Ce à quoi Balkany répondit qu’une figure de style n’était pas de taille à l’empêcher de se présenter.
— Le sophisme n’est pas une figure de style mais une argumentation fallacieuse, abruti ! lâcha Aristote.
— Allons, allons ! pria Dalaï, ça ne va pas recommencer. Sortons de cet engrenage malsain.
— Engrenage… mécanique antique, se marra Einstein.
Sur ce, Houellebecq demanda à quelle heure on arrivait parce qu’il commençait à avoir le mal de mer.
— Mal de mer : mal de mère, analysa doctement Freud.
Houellebecq rétorqua que Sigmund serait bien inspiré de lui lâcher la grappe avec sa psychologie de comptoir, puis pria de Gaulle qui passait au pas de l’oie de le dépanner d’un bédo :
— Eh, Charlie, tu fais tourner ? Combien il te reste de mégots, sur tes dix-huit joints ?
— Booba m’en a fumé plein, la chienlit d’sa mère. Attends je re-compte : un, deux, trois, quatre, cinq… il me reste six clopes.
— Ah non ! Pas de Cyclope, beugla Ulysse, je m’en suis déjà fadé un. Je vous préviens, le premier qui me parle encore de Cyclope, ça va chier dans la moussaka !
— Calmos, boloss, y a pas d’os ! répondit le grand Charles. On parle chichon, pas baston.

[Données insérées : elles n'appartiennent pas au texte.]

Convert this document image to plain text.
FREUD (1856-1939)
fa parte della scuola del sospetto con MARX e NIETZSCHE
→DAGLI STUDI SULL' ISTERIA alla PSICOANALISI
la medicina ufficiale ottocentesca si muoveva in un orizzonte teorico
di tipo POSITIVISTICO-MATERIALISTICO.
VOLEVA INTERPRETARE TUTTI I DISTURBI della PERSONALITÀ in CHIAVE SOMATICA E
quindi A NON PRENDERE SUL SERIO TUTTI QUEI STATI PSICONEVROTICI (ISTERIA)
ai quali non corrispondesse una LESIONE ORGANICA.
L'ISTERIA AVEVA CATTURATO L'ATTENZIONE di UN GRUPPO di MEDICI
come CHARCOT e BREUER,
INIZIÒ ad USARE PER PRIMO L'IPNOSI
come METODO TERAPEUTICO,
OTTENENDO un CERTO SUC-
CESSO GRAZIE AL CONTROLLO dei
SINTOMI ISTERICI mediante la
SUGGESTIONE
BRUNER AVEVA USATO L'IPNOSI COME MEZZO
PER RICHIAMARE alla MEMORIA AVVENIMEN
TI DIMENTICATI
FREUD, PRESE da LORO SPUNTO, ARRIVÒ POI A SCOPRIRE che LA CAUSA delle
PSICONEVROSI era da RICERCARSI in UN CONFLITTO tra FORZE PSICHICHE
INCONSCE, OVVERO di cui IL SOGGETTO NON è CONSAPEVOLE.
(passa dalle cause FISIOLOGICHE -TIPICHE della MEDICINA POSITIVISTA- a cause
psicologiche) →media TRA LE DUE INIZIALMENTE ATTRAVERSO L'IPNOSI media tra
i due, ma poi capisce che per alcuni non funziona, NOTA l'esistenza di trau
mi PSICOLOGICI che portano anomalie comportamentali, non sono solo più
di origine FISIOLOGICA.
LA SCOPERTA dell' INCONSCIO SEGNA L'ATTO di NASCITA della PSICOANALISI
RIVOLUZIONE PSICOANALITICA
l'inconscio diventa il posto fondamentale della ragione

— Ah ok ! N’empêche, pas question de me retaper une Odyssée, je vous le dis du tac-au-tac.
— D’Ithaque au tac ! Génial lapsus ! glapit Freud. Lapsus révélateur ! Ton île te manque, n’est-ce-pas ?
— Possible, reconnut Ulysse.
— La possibilité d’une île… Ça me ferait un bon titre, ça ! ricana mollement Houellebecq, nauséeux mais super bien détendu après les deux grosses taffes qu’il venait de tirer sur le bédo de Charlie. Tiens ! ça s’arrose : je vais me faire un Xanax Fitou.
Complètement foncedés, Charles de Gaulle et Michel Houellebecq exigèrent qu’on les déposât à Colombey pour un dépôt de gerbe. Leur emboîtant le pas, Ovide qui, comme eux, était plein, émit le vœu d’un week-end à Rome. Stefan Zweig voulut qu’on revienne à Vienne. Benazir eut préféré repasser un instant au Pakistan.
Seul maître à bord après Zeus, Ulysse les envoya tous paître :
— Mais vous commencez à me courir sur le tzatziki, tous autant que vous êtes ! Je m’appelle Ulysse, pas Uber. Je rentre chez moi. Point final ! Ne vous en déplaise, destination Péloponnèse.
Bref, pas plus que quiconque ne parvint à empêcher l’élection de Balkany, rien ni personne ne put faire entendre raison au héros de l’Iliade.
Et c’est ainsi que l’AVEC, pour la première fois de son histoire, se fit voir chez les Grecs.